How easy or difficult is it to replicate the model in different countries?

That’s the beauty of the ECHO model and of a decentralised movement, we encourage innovation and we’re very flexible. The ECHO model is actually just for four core points: using case- based presentations, using technology to leverage scarce resources, monitoring outcomes with a web-based system to track the work that’s happening, and it’s sharing best practices. There’s also a secret fifth principle, ‘all teach all learn’, that’s really critical.

We essentially train people on those five points but then they’re welcome to innovate and apply them to local contexts. Obviously not all ECHOs are in English, there are many in Spanish, French, Swahili and other languages, and it does look different in different cultures depending on the contextual needs. In India and in parts of Africa some of the ECHOs are huge, sometimes there are a couple hundred people calling in, while in the UK we usually say 20 to 30 people is a good number. It may not be ideal for engagement, but those communities have such a great need for ECHO that they’re able to work it out.

Where is ECHO having the greatest impact?

It’s so different for different places. In India and Africa the ability to disseminate knowledge widely is really important. You look at a country like India where there’s a huge population, and it’s very spread out. There are a lot of rural communities that don’t have a lot of access to care. It’s been game-changing for a lot of people to get access to best practice knowledge in a place where it can be really difficult to disseminate that knowledge.

In the UK and the US it looks very different. Our communities of practice are much smaller. But in New Mexico for example, we’re a very rural state. We’re very large geographically but we only have a population of a little under 2 million, and in Albuquerque, the biggest city, it’s about half that population with 850,000. So this huge piece of land has lots of rural communities.

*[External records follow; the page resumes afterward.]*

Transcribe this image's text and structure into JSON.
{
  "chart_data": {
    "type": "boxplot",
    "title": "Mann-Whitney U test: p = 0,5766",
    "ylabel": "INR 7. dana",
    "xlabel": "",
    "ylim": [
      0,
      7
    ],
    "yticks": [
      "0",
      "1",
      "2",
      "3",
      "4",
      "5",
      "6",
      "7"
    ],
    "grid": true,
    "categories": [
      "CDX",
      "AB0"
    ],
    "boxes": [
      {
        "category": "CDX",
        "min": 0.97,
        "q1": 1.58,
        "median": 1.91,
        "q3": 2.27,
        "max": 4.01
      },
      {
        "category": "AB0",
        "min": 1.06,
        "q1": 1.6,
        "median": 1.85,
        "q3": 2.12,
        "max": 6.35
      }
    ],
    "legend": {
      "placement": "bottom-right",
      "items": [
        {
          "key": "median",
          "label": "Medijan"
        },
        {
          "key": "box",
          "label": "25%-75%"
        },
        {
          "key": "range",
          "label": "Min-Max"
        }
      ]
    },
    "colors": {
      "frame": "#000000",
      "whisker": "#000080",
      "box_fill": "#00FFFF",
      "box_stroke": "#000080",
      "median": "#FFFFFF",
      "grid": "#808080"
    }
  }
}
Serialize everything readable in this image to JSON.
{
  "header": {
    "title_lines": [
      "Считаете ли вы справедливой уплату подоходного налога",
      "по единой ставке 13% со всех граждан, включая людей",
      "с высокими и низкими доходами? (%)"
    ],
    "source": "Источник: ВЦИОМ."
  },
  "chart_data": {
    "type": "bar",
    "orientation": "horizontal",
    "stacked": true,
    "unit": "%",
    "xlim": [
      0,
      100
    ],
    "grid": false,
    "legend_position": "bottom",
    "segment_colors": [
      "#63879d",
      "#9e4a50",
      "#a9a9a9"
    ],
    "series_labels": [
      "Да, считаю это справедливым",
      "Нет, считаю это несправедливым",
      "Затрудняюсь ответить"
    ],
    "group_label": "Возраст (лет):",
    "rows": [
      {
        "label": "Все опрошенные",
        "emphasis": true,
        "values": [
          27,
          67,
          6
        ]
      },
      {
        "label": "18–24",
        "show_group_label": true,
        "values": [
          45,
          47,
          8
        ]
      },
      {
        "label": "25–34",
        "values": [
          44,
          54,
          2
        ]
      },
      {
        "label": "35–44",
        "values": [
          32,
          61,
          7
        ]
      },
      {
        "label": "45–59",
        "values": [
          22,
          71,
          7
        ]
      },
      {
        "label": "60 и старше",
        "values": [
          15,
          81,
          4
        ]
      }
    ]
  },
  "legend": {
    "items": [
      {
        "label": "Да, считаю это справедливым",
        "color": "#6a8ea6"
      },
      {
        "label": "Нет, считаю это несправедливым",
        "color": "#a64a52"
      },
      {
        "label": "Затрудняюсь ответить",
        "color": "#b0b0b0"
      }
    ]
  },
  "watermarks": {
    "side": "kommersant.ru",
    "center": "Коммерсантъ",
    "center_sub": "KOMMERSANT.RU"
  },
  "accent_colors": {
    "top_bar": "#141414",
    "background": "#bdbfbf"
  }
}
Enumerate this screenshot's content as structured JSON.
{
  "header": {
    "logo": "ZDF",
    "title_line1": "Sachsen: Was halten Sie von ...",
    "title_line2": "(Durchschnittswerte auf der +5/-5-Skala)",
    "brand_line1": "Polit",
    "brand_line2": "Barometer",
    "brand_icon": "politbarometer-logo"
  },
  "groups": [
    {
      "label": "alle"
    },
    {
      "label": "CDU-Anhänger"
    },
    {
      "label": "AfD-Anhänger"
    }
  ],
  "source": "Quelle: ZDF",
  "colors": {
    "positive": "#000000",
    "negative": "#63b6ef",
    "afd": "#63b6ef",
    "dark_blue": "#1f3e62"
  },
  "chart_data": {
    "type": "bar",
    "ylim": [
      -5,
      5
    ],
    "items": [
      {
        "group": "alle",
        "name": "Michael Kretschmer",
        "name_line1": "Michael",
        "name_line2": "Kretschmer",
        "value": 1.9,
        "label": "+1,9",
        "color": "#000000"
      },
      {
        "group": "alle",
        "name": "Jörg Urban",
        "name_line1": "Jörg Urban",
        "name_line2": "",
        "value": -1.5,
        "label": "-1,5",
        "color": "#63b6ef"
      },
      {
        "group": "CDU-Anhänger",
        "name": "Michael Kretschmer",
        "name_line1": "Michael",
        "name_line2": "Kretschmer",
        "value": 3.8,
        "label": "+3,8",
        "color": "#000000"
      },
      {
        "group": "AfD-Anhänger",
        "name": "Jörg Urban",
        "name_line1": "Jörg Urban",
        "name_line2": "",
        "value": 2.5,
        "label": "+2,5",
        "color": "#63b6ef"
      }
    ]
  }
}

The reason the ECHO model was founded by Dr. Arora was because he was one of only two hepatologists for the whole state of New Mexico. Some people would have to drive hundreds of miles to see him, and many of those people didn’t have the financial resources to take time off work to make the drive to Albuquerque, and they might not have had childcare or transportation. People were quite literally dying to see him. The fact that he was able to train and support providers in their communities completely changed the face of hepatitis care in New Mexico, and his wait list went from eight months to two weeks over the course of that project.

People can now get localised treatment in their communities with a doctor they know and trust, they don’t have the stress of having to travel, and it’s financially much more approachable. They’re getting better care in their own communities. It’s made a huge difference and we’ve sustained it, we have hepatitis C treatment providers all over New Mexico now, and people can get the care that they need.

Dr Arora talks a lot about the right care at the right place at the right time, it’s a really big part of ECHO. So the specific impact is very different depending on the community utilising it but I think the important thing is anywhere you have specialised knowledge that needs to be disseminated ECHO can really help.

How do you think it can help the UK’s overstretched NHS?

For ECHO to scale effectively we really need to partner with governments, that way we can really bring it to communities. We’ve seen a lot of success in Northern Ireland with an amazing collaborative partnership there between Hospice UK and the local health and social care board. I think governments can utilise ECHO in a very efficient way because it helps them to improve their systems.

We are working to transform the US healthcare system and really help our federal government understand how important ECHO can be to help improve healthcare practice around our country. Like in Northern Ireland ECHO has done a great job in Ontario, some groups there that have partnered with the local Ministry of Health to get funding. Government partnerships are critical to the spread of the movement, and ECHO can transform healthcare systems, which is why we think they like to work with us too.